It was almost cruise time, and we were very excited. Our cruise on the Liberty had just ended on March 10, and the inaugural voyage of the Carnival Breeze was right around the corner. We had never done an inaugural cruise before, they either didn’t sail at the right time for us, or we were already booked on another cruise when the inaugural was announced. This time we were lucky, we had prior commitments in Italy in May, and it looked like we would finish with those commitments by Memorial Day weekend. No need to twist my arm, Italy is our favorite country and Venice in particular is very special to us. The new Carnival ship would be launched on June 3, and it would be easy to stay in Venice and go on the cruise. We loved our cruise last year around Italy on the Magic, and we were anxious to repeat the great experience on the new Carnival Breeze.
By April 2012, we were enjoying pictures of our first great-grandchild born in February, and anticipating our eighth grandchild, expected in June. In few short weeks we would be heading for Italy, and Fuzz was getting the house ready for the summer. Life was routine, uneventful, and there were no problems on the horizon.
Then the unthinkable happened. Without warning, or any prior medical problems, Fuzz went from cleaning the garage to fighting for his life in an ICU. Suddenly our life was on hold, and I was being asked how I felt about no CPR orders, and if organ donation was something I would consider for my husband. A massive blood clot had passed through his heart and was now in his lungs, partially blocking the main arteries to both lungs. One day blurred into the next, as he spent days in ICU. Complications set in, and he was rushed to a bigger medical center 3 hours away. Vascular surgery and clot busting followed in what became and endless nightmare. Our daughter’s wedding day came, and we waited in the hospital for pictures of the big wedding we were missing.
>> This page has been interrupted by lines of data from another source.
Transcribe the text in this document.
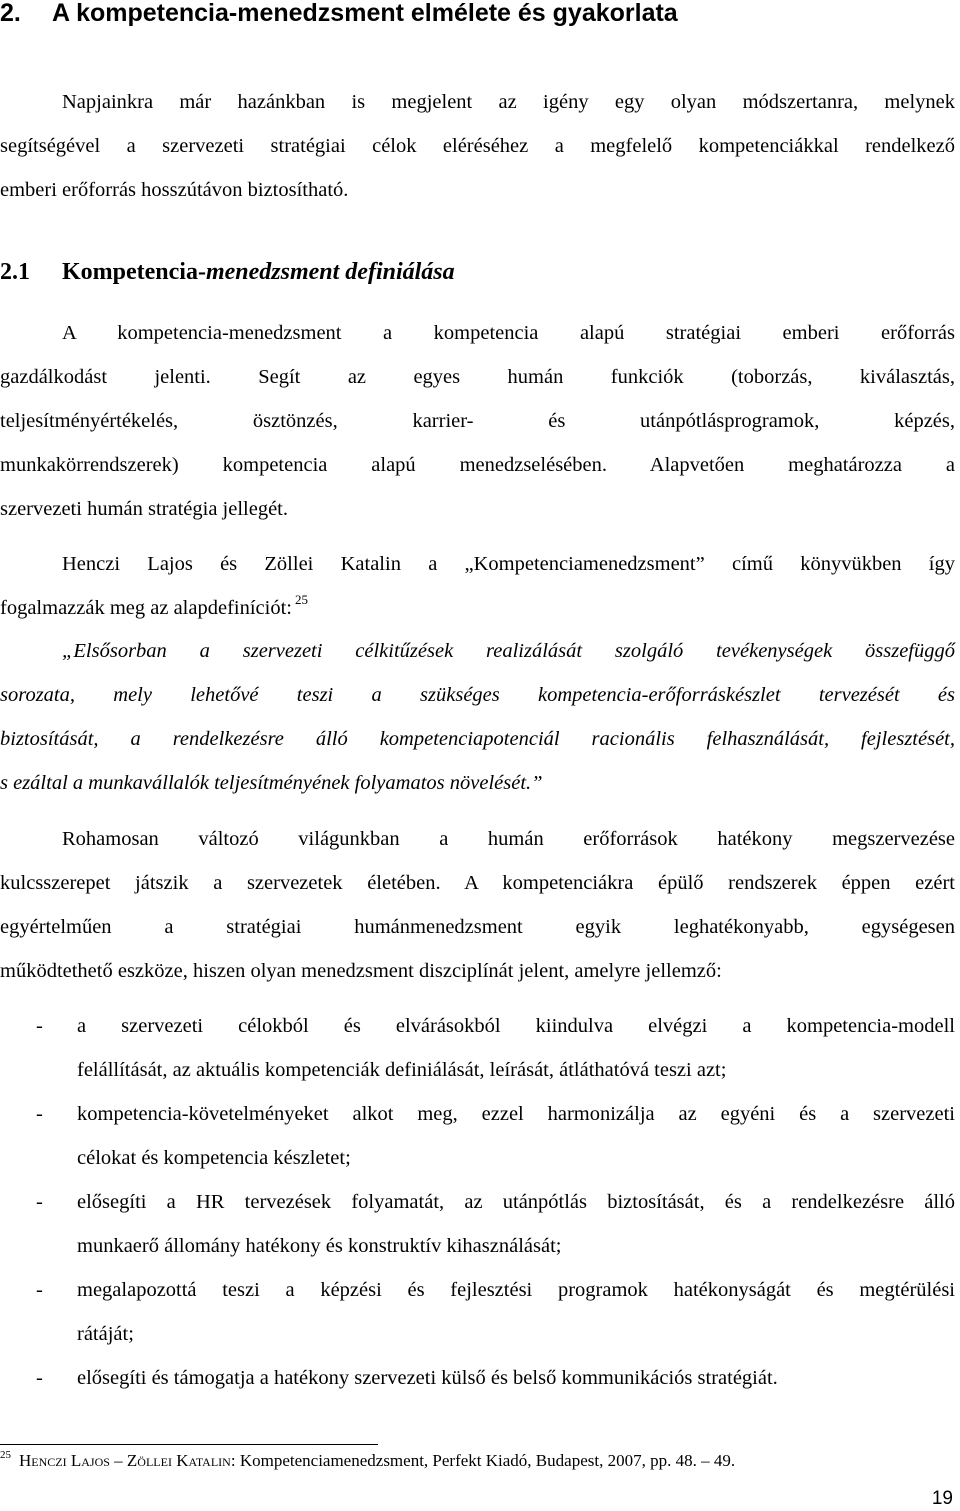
2. A kompetencia-menedzsment elmélete és gyakorlata
Napjainkra már hazánkban is megjelent az igény egy olyan módszertanra, melynek
segítségével a szervezeti stratégiai célok eléréséhez a megfelelő kompetenciákkal rendelkező
emberi erőforrás hosszútávon biztosítható.
2.1 Kompetencia-menedzsment definiálása
A kompetencia-menedzsment a kompetencia alapú stratégiai emberi erőforrás
gazdálkodást jelenti. Segít az egyes humán funkciók (toborzás, kiválasztás,
teljesítményértékelés, ösztönzés, karrier- és utánpótlásprogramok, képzés,
munkakörrendszerek) kompetencia alapú menedzselésében. Alapvetően meghatározza a
szervezeti humán stratégia jellegét.
Henczi Lajos és Zöllei Katalin a „Kompetenciamenedzsment” című könyvükben így
fogalmazzák meg az alapdefiníciót: $^{25}$
„Elsősorban a szervezeti célkitűzések realizálását szolgáló tevékenységek összefüggő
sorozata, mely lehetővé teszi a szükséges kompetencia-erőforráskészlet tervezését és
biztosítását, a rendelkezésre álló kompetenciapotenciál racionális felhasználását, fejlesztését,
s ezáltal a munkavállalók teljesítményének folyamatos növelését.”
Rohamosan változó világunkban a humán erőforrások hatékony megszervezése
kulcsszerepet játszik a szervezetek életében. A kompetenciákra épülő rendszerek éppen ezért
egyértelműen a stratégiai humánmenedzsment egyik leghatékonyabb, egységesen
működtethető eszköze, hiszen olyan menedzsment diszciplínát jelent, amelyre jellemző:
- a szervezeti célokból és elvárásokból kiindulva elvégzi a kompetencia-modell
felállítását, az aktuális kompetenciák definiálását, leírását, átláthatóvá teszi azt;
- kompetencia-követelményeket alkot meg, ezzel harmonizálja az egyéni és a szervezeti
célokat és kompetencia készletet;
- elősegíti a HR tervezések folyamatát, az utánpótlás biztosítását, és a rendelkezésre álló
munkaerő állomány hatékony és konstruktív kihasználását;
- megalapozottá teszi a képzési és fejlesztési programok hatékonyságát és megtérülési
rátáját;
- elősegíti és támogatja a hatékony szervezeti külső és belső kommunikációs stratégiát.
$^{25}$ Henczi Lajos – Zöllei Katalin: Kompetenciamenedzsment, Perfekt Kiadó, Budapest, 2007, pp. 48. – 49.
19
Our son stepped up to walk his sister down the aisle. We were very lucky, and Fuzz recovered enough to go home, only to hemorrhage again due to blood thinners. Rushed back to the hospital, Fuzz spent another week battling the complications; and it appeared our upcoming trip to Italy might not be possible.
Soon our prayers were answered, and Fuzz made steady progress. He was determined that our trip to Italy would still happen, and he set out to recover his strength in a few short weeks. He had cheated the grim reaper, and he beat the odds, and our trip to Italy was back on the calendar.
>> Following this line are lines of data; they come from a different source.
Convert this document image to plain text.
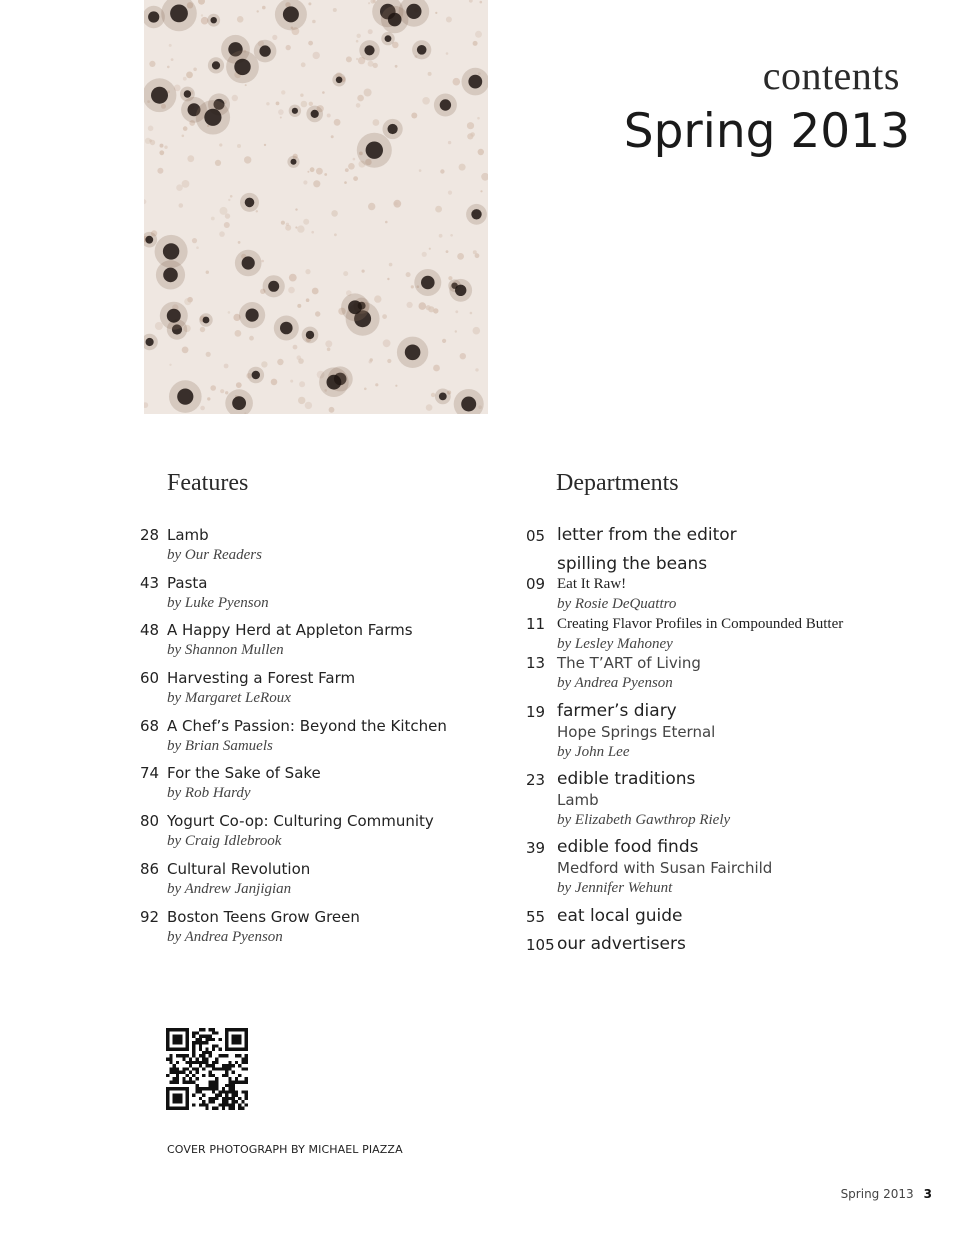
contents
Spring 2013
Features
28 Lamb
by Our Readers
43 Pasta
by Luke Pyenson
48 A Happy Herd at Appleton Farms
by Shannon Mullen
60 Harvesting a Forest Farm
by Margaret LeRoux
68 A Chef’s Passion: Beyond the Kitchen
by Brian Samuels
74 For the Sake of Sake
by Rob Hardy
80 Yogurt Co-op: Culturing Community
by Craig Idlebrook
86 Cultural Revolution
by Andrew Janjigian
92 Boston Teens Grow Green
by Andrea Pyenson
Departments
05 letter from the editor
spilling the beans
09 Eat It Raw!
by Rosie DeQuattro
11 Creating Flavor Profiles in Compounded Butter
by Lesley Mahoney
13 The T’ART of Living
by Andrea Pyenson
19 farmer’s diary
Hope Springs Eternal
by John Lee
23 edible traditions
Lamb
by Elizabeth Gawthrop Riely
39 edible food finds
Medford with Susan Fairchild
by Jennifer Wehunt
55 eat local guide
105 our advertisers
COVER PHOTOGRAPH BY MICHAEL PIAZZA
Spring 2013 3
Fuzz has some wonderful attributes, but things like cars, plumbing, and electrical work are not talents he possesses, and he is the first to admit it. He does however give it his best effort, and from that comes some very amusing stories. Thankfully, I now get a chance to write one of our amusing family stories, rather than his obituary.
Fuzz hates electrical work, he readily admits he knows little about it, and efforts to improve his skills over the years, have not been very successful. For years we had a switch in the hall that was a 3 way switch to turn the hall light on, from separate locations. One of the switches by the front door always got stuck halfway, and then would suddenly snap on or off after quite a delay. He always commented, “that switch in the hall is breaking, I am going to have to change that soon.”
Despite being broken, it actually worked for many years. One night Fuzz came up to bed and told me; “it happened, the switch just broke completely so the hall light doesn’t work.” He explained he would take the afternoon off 3 days later so he could spend a few hours fixing the switch, and taking the time to do it right.
The afternoon came and he assembled a small chair to lay out all the tools. Of course, I was needed there to help, someone has to hand the tools over, and hold the screws. Fuzz really hates electrical work, so he is already sweating and nervous. He carefully took the switch out to see what he would need. He confirmed that he needed a switch, so he got in the car and went to Walmart. He came home with the switch, and carefully installed it. He turned it on, and behold, it didn’t work. He inspected the other switch and decided that maybe the other switch needed to be replaced as well. He got back in the car and he made a second trip to Walmart. He returned, installed the switch, and it still didn’t work. He shook his head and slowly glanced at the ceiling. He decided that we have lived in the house for 30 years, and it is probably the fixture in the ceiling that was to blame. The third trip to Walmart, yielded a new fixture for the ceiling. As he stood on a small ladder, sweat appeared on his brow as he carefully replaced the fixture. He handed me the old one, stopping to take the light bulb out, and put it the new fixture in the ceiling. He climbed down, turned on the switch, and it didn’t work.
Then I asked a simple question:
“Is that light bulb good?” I asked.
“Yes, of course, it was working fine until the switch broke.”
You really have to love my handyman husband. An entire afternoon for the project, 3 trips to Walmart, 2 new switches, 1 ceiling light fixture, and if I had found this problem three days earlier, all I would have done was to change the light bulb.
We are now days from our wonderful cruise, and every minute we both stop to think how lucky we are to be together on another cruise. This one will be very special, the cruise that gave us and chance to reflect on how lucky we are to be still together enjoying each other. We feel blessed that God decided he really didn’t need a handyman after all.